Fabrikstrawler bringt fast 1000 Tonnen Fisch an Land
Brims Fabrikstrawler Vigri legte in Reykjavík mit einem Fang von 970 Tonnen an. Der geschätzte Wert des Fangs beträgt 415 Millionen ISK.
Das isländische Fischereiunternehmen Brim hf. meldete einen bedeutenden Fang seines Fabrikstrawlers Vigri, der am 21. April 2022 in Reykjavík anlegte.

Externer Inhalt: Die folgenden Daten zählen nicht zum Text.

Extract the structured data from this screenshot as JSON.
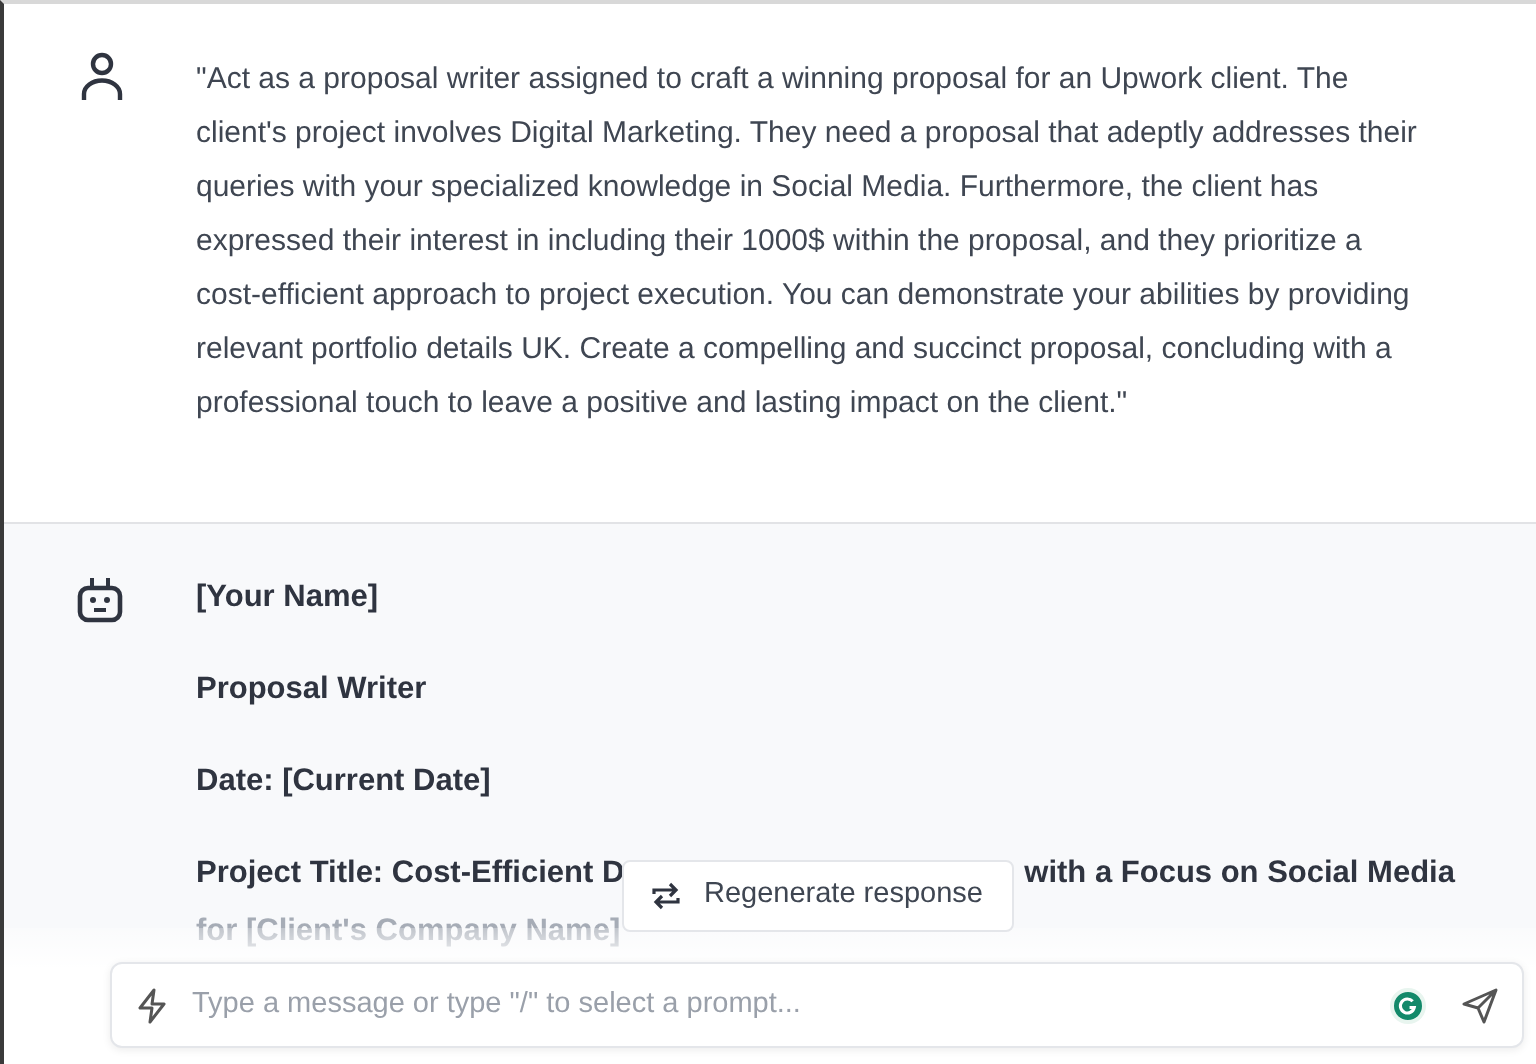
{
  "user_message": {
    "text": "\"Act as a proposal writer assigned to craft a winning proposal for an Upwork client. The client's project involves Digital Marketing. They need a proposal that adeptly addresses their queries with your specialized knowledge in Social Media. Furthermore, the client has expressed their interest in including their 1000$ within the proposal, and they prioritize a cost-efficient approach to project execution. You can demonstrate your abilities by providing relevant portfolio details UK. Create a compelling and succinct proposal, concluding with a professional touch to leave a positive and lasting impact on the client.\""
  },
  "bot_message": {
    "lines": [
      "[Your Name]",
      "Proposal Writer",
      "Date: [Current Date]"
    ],
    "title_line": {
      "start": "Project Title: Cost-Efficient D",
      "end": "with a Focus on Social Media",
      "continuation": "for [Client's Company Name]"
    }
  },
  "regenerate_button": {
    "label": "Regenerate response"
  },
  "composer": {
    "placeholder": "Type a message or type \"/\" to select a prompt..."
  }
}
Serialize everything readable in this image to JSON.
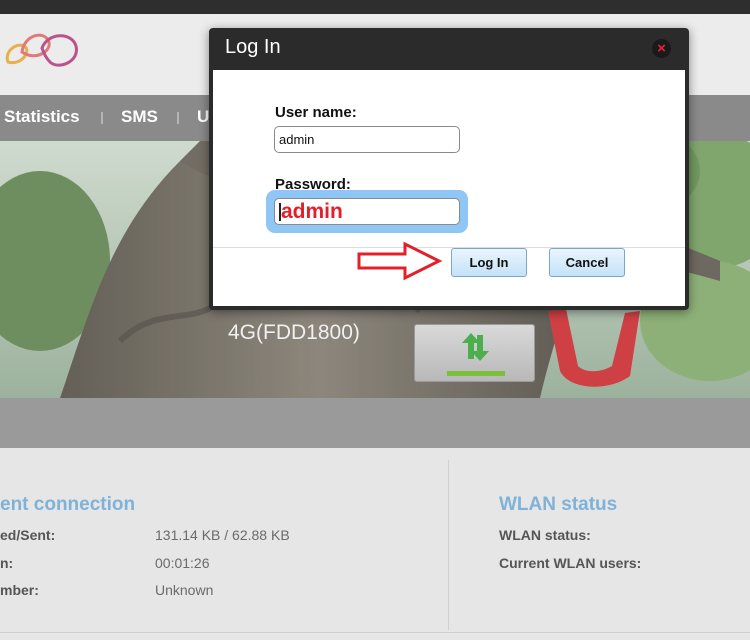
{
  "nav": {
    "items": [
      "Statistics",
      "SMS",
      "U"
    ]
  },
  "banner": {
    "network_type": "4G(FDD1800)"
  },
  "connection": {
    "title": "ent connection",
    "rows": [
      {
        "label": "ed/Sent:",
        "value": "131.14 KB /  62.88 KB"
      },
      {
        "label": "n:",
        "value": "00:01:26"
      },
      {
        "label": "mber:",
        "value": "Unknown"
      }
    ]
  },
  "wlan": {
    "title": "WLAN status",
    "rows": [
      {
        "label": "WLAN status:"
      },
      {
        "label": "Current WLAN users:"
      }
    ]
  },
  "login_dialog": {
    "title": "Log In",
    "username_label": "User name:",
    "username_value": "admin",
    "password_label": "Password:",
    "password_value": "admin",
    "login_button": "Log In",
    "cancel_button": "Cancel"
  },
  "colors": {
    "accent_blue": "#7fb2d8",
    "annotation_red": "#e3202a",
    "focus_ring": "#8fc6f6"
  }
}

Das Schiff brachte insgesamt 970 Tonnen Fisch, gemessen im Rohgewicht, an Land. Der geschätzte Wert dieses Fangs beläuft sich auf etwa 415 Millionen Isländische Kronen.
Laut Kapitän Árni Gunnólfsson war die erfolgreiche Ausbeute der Besatzung und dem Management an Land zu verdanken. Der Fischfang konzentrierte sich auf Seelachs, der etwa 300 Tonnen des Gesamtfangs ausmachte. Die Seelachsfischerei wird im Rahmen eines Systems mit festen Fangquoten (TAC) verwaltet.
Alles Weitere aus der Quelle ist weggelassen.